Effects of Evaporative Cooling Air Conditioning on Classroom Pollutants and Thermal Environment
Indoor particles and carbon dioxide concentration are major indices to evaluate indoor air quality. Based on the two-dimensional filler sieving model of the direct evaporative cooling segment, the porous media model was used for the simulation of the water filler section, the filtering efficiency of particle was simulated by adjusting the water drenching density and airflow velocity in different operating conditions. The three-dimensional classroom model used to change the exhaust outlet position and control the use of air conditioners simulated the indoor thermal environment and the changes in pollutant concentration. The Euler method and Lagrangian method were used to analyze the indoor flow field and particle sieving in the direct evaporation section, respectively. Conclusions show that in the application of evaporative cooling and stratum ventilation air conditioning system in classroom, the position of the exhaust port affects the concentration of carbon dioxide in the student’s breathing area. The water filler section can effectively reduce the concentration of particle and carbon dioxide supplied indoors.
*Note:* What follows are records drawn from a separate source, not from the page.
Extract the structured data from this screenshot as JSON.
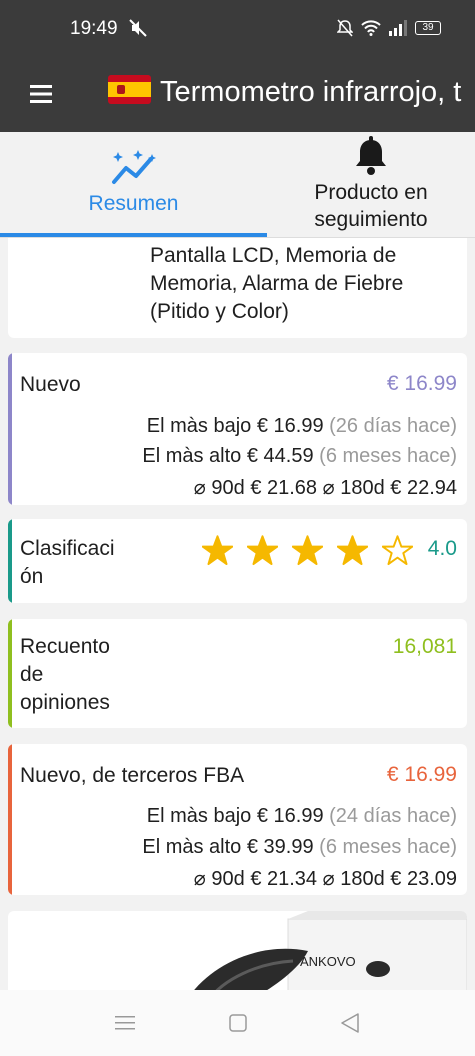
{
  "status_bar": {
    "time": "19:49",
    "battery": "39"
  },
  "app_bar": {
    "title": "Termometro infrarrojo, t"
  },
  "tabs": [
    {
      "label": "Resumen",
      "active": true
    },
    {
      "label": "Producto en seguimiento",
      "active": false
    }
  ],
  "description": {
    "text": "Pantalla LCD, Memoria de Memoria, Alarma de Fiebre (Pitido y Color)"
  },
  "new_card": {
    "title": "Nuevo",
    "price": "€ 16.99",
    "accent_color": "#8d86c9",
    "lowest_label": "El màs bajo",
    "lowest_price": "€ 16.99",
    "lowest_when": "(26 días hace)",
    "highest_label": "El màs alto",
    "highest_price": "€ 44.59",
    "highest_when": "(6 meses hace)",
    "avg90_label": "⌀ 90d",
    "avg90_value": "€ 21.68",
    "avg180_label": "⌀ 180d",
    "avg180_value": "€ 22.94"
  },
  "rating_card": {
    "title": "Clasificación",
    "title_line1": "Clasificaci",
    "title_line2": "ón",
    "rating": 4.0,
    "rating_display": "4.0",
    "accent_color": "#1a9a8a"
  },
  "reviews_card": {
    "title": "Recuento de opiniones",
    "title_lines": [
      "Recuento",
      "de",
      "opiniones"
    ],
    "count": "16,081",
    "accent_color": "#8fbf1f"
  },
  "fba_card": {
    "title": "Nuevo, de terceros FBA",
    "price": "€ 16.99",
    "accent_color": "#e8643c",
    "lowest_label": "El màs bajo",
    "lowest_price": "€ 16.99",
    "lowest_when": "(24 días hace)",
    "highest_label": "El màs alto",
    "highest_price": "€ 39.99",
    "highest_when": "(6 meses hace)",
    "avg90_label": "⌀ 90d",
    "avg90_value": "€ 21.34",
    "avg180_label": "⌀ 180d",
    "avg180_value": "€ 23.09"
  },
  "product_image": {
    "brand_on_box": "ANKOVO"
  },
  "colors": {
    "bar_background": "#3b3b3b",
    "active_tab": "#2b8ae6",
    "star": "#f5b800"
  }
}
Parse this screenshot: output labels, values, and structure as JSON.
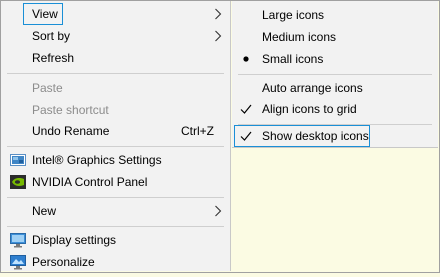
{
  "context_menu": {
    "items": [
      {
        "label": "View"
      },
      {
        "label": "Sort by"
      },
      {
        "label": "Refresh"
      },
      {
        "label": "Paste"
      },
      {
        "label": "Paste shortcut"
      },
      {
        "label": "Undo Rename",
        "shortcut": "Ctrl+Z"
      },
      {
        "label": "Intel® Graphics Settings"
      },
      {
        "label": "NVIDIA Control Panel"
      },
      {
        "label": "New"
      },
      {
        "label": "Display settings"
      },
      {
        "label": "Personalize"
      }
    ]
  },
  "view_submenu": {
    "items": [
      {
        "label": "Large icons"
      },
      {
        "label": "Medium icons"
      },
      {
        "label": "Small icons"
      },
      {
        "label": "Auto arrange icons"
      },
      {
        "label": "Align icons to grid"
      },
      {
        "label": "Show desktop icons"
      }
    ]
  },
  "colors": {
    "menu_background": "#f2f2f2",
    "highlight_border": "#1a8fd6",
    "desktop_background": "#fbfbe3"
  },
  "icons": [
    "chevron-right-icon",
    "intel-graphics-icon",
    "nvidia-icon",
    "display-settings-icon",
    "personalize-icon",
    "bullet-icon",
    "checkmark-icon"
  ]
}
The filtration efficiency of particle in outdoor air passing through the direct evaporative cooling section based on diffusion, inertial collision, and interception is affected by the combined effect of particle size, onward wind speed, and water spray density. The filtration efficiency of particle increases as the density of the spray water increases. With the increase of head-on wind speed, the filtration efficiency of coarse particulate matter is higher than that of fine particulate matter. The research results help policy makers decide whether to install evaporative cooling air conditioning in schools and determine which exhaust outlet positions are most effective in improving indoor air quality.